I’m a cis man. I have been socialized by society to believe that I must be strong, not express weakness, emotions, and that if I did no one cares. This is something that has come up in a lot of conversations I’ve had with other men, and I see it on social media. When we look at data surrounding male vulnerability and its impact in society, there is power in stepping into vulnerability. It’s transformative and healing for both the person and society. Here are three pieces of research that shed light on the impact of adverse socialization on male vulnerability:
- If we got rid of the beliefs that placed pressure on men to behave within specific masculine norms, we could reduce sexual violence by at least 69% and eliminate at least 41% of traffic accidents, 40% of bullying and violence, 39% of suicides, 7% of binge drinking, and 4% of depressive symptoms among men (18-30) in the US, every year. – Promundo
- Depression in men “often manifests as irritability; anger; hostile, aggressive, abusive behavior; risk taking; substance abuse; and escaping behavior (eg, over-involvement at work).” – Canadian Family Physicians
- A survey revealed that 13.6% of men believe that men with depression could “snap out of it.” And one in ten men believe depression isn’t a real medical illness. – Community Mental Health Journal.

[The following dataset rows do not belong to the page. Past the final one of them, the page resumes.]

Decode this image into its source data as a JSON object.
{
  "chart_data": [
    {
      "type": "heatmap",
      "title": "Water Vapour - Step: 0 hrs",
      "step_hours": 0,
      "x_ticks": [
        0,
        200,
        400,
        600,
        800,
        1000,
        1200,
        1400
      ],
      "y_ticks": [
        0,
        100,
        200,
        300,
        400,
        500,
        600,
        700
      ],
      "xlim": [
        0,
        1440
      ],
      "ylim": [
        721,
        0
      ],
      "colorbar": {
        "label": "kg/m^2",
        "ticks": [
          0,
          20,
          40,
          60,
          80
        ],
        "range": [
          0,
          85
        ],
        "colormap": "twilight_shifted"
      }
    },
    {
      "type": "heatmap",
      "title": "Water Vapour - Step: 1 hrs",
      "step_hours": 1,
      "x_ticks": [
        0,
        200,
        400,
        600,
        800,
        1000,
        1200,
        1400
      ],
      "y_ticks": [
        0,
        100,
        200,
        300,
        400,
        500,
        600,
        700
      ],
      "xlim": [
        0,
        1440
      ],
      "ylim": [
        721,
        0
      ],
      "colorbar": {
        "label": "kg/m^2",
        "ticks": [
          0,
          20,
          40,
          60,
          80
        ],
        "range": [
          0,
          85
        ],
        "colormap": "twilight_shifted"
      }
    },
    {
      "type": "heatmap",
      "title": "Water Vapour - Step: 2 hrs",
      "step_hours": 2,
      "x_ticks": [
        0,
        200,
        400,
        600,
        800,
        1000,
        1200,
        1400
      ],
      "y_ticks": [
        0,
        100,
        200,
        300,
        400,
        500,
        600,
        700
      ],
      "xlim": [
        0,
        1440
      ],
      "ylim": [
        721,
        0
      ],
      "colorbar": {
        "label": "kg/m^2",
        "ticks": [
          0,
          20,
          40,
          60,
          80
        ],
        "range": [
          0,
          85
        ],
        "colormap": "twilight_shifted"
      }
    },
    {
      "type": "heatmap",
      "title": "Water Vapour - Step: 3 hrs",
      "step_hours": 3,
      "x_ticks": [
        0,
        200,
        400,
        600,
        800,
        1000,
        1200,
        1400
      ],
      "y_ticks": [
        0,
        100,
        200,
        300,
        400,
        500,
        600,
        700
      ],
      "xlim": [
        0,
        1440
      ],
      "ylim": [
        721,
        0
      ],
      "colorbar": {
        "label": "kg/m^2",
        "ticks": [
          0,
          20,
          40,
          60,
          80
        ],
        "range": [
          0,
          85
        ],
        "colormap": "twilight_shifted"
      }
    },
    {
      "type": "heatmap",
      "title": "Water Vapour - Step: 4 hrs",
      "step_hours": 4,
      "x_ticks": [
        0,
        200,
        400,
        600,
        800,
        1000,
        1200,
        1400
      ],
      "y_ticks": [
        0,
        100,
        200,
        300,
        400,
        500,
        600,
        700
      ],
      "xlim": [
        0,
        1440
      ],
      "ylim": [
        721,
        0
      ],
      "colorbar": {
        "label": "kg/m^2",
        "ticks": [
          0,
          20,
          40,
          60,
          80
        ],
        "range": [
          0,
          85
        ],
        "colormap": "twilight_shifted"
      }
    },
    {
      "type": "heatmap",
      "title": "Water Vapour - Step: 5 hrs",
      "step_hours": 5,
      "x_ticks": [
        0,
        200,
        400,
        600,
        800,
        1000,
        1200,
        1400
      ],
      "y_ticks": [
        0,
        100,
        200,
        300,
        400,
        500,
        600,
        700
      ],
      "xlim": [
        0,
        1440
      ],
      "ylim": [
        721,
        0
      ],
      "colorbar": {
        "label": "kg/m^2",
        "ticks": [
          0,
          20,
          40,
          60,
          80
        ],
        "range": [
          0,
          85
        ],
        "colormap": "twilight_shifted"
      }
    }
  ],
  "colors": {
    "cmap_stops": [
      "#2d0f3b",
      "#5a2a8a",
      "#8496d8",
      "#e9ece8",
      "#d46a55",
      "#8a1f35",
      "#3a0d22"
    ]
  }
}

What sticks out to me is the power of male vulnerability doesn’t only impact themselves, but also society at large. If we want to see a society of healthy and strong men, we need to teach boys early on and continuously how to emote. We need to teach them how to recognize how feelings can manifest in unhealthy ways. We need to teach men that vulnerability isn’t weakness, its strength. That when the darkness surrounds them that they can reach out and someone will sit in the dark with them. That people do care enough for you to turn to in these moments. We dismantle toxic masculinity when we begin to educate men that it is human to be human.
We can see nearly a 70% reduction in sexual violence, and nearly a reduction in bullying, suicide by close almost 50% (rounded up for perspective); all because of teaching boys that vulnerability isn’t something to be perceived as weak. To think that almost 15% of men believe depression is something one can just snap out of is alarming. How do they view depression in not only themselves, but also in others? What type of support can that 13% provide to those in their lives living with depression? I think we must look at male vulnerability as an untapped and stigmatized strength. A strength that can transform lives and communities.
I’ll step off my soap box by saying this: be unapologetically you, be your authentic self, and be audaciously vulnerable. You don’t know who will be positively impacted. If anyone ever tries to weaponize your vulnerabilities, remember that in owning them, they have no power and it speaks not to your weakness, but to the detriment of their character.